As he spoke, the boy collapsed. Overcome by shock and despair, he fainted. The nobles and servants who tried to help him could say nothing more.
They only shared a sticky sense of despair.
At dawn, the gates of Bülrang City opened.
The House of Sephor officially entrusted the defense of the territory and the management of the military to Chieftain Kirhas Hearttaker.
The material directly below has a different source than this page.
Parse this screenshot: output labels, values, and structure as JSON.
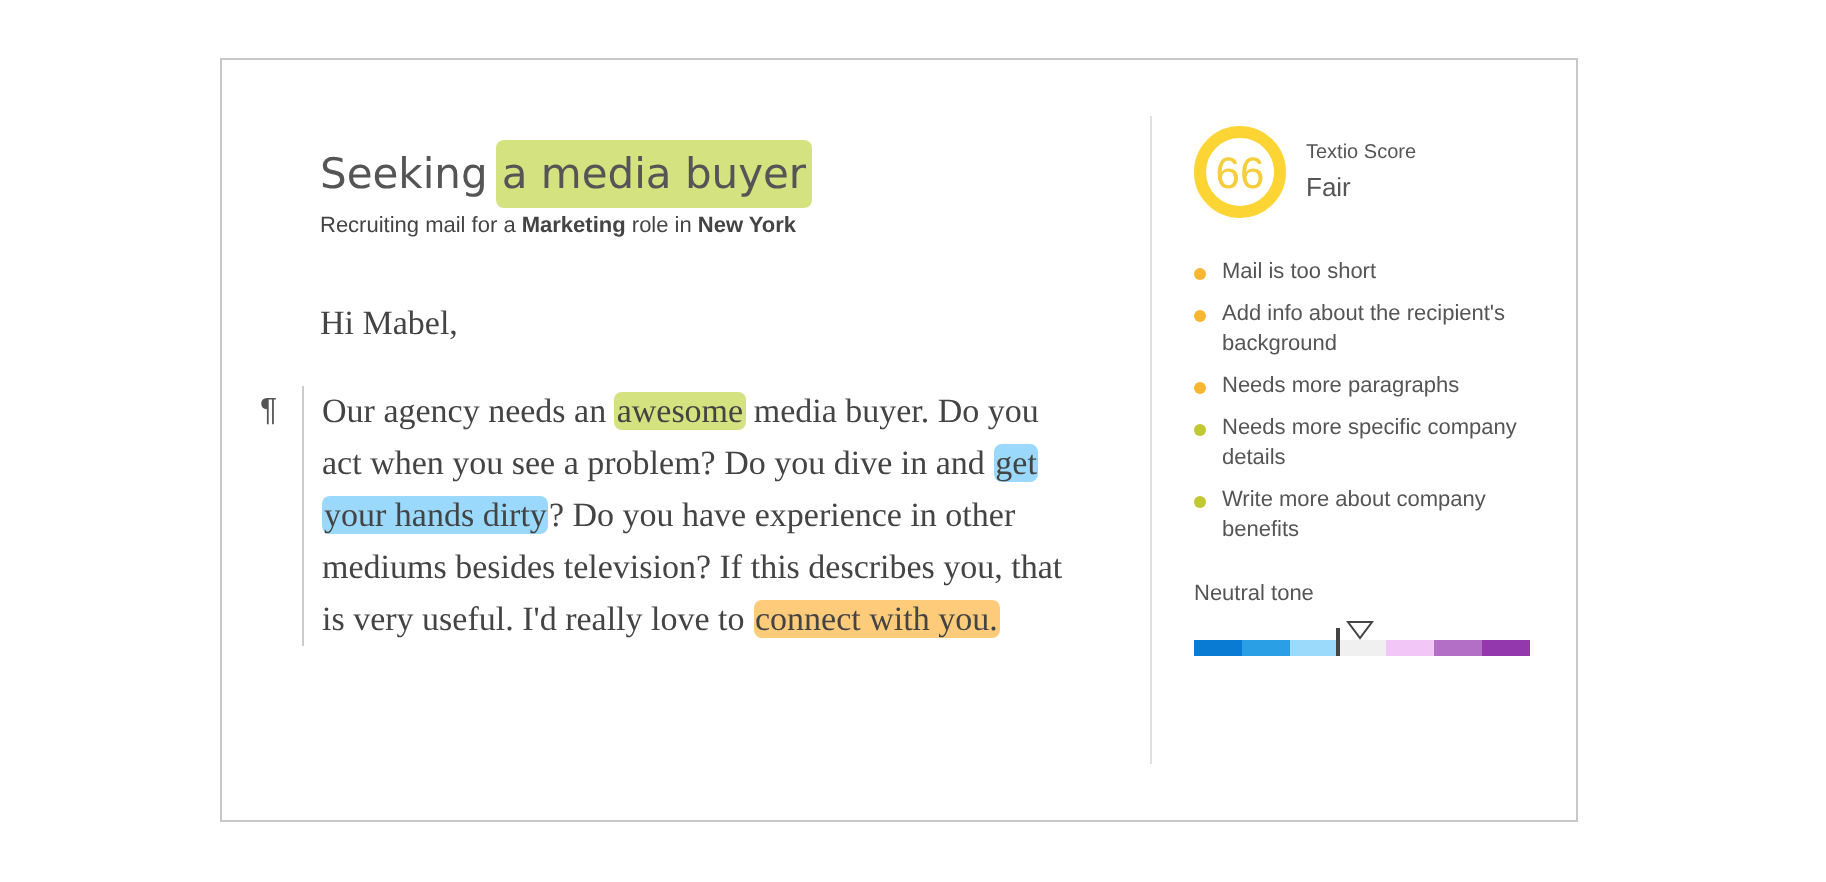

Kirhas declared that she would protect the House of Sephor with honor and faith, and Jean Le Mans de Sephor, acting on behalf of King Sephor, appointed her as the family’s foremost knight.
It was the first time in the Empire’s thousand-year history that an Elector Count had fallen to a puppet government of another nation.
And in the Imperial political circles, a rumor spread.
That among Kirhas’s subordinates was a ghost-like field commander who had defeated fifteen thousand with just three hundred.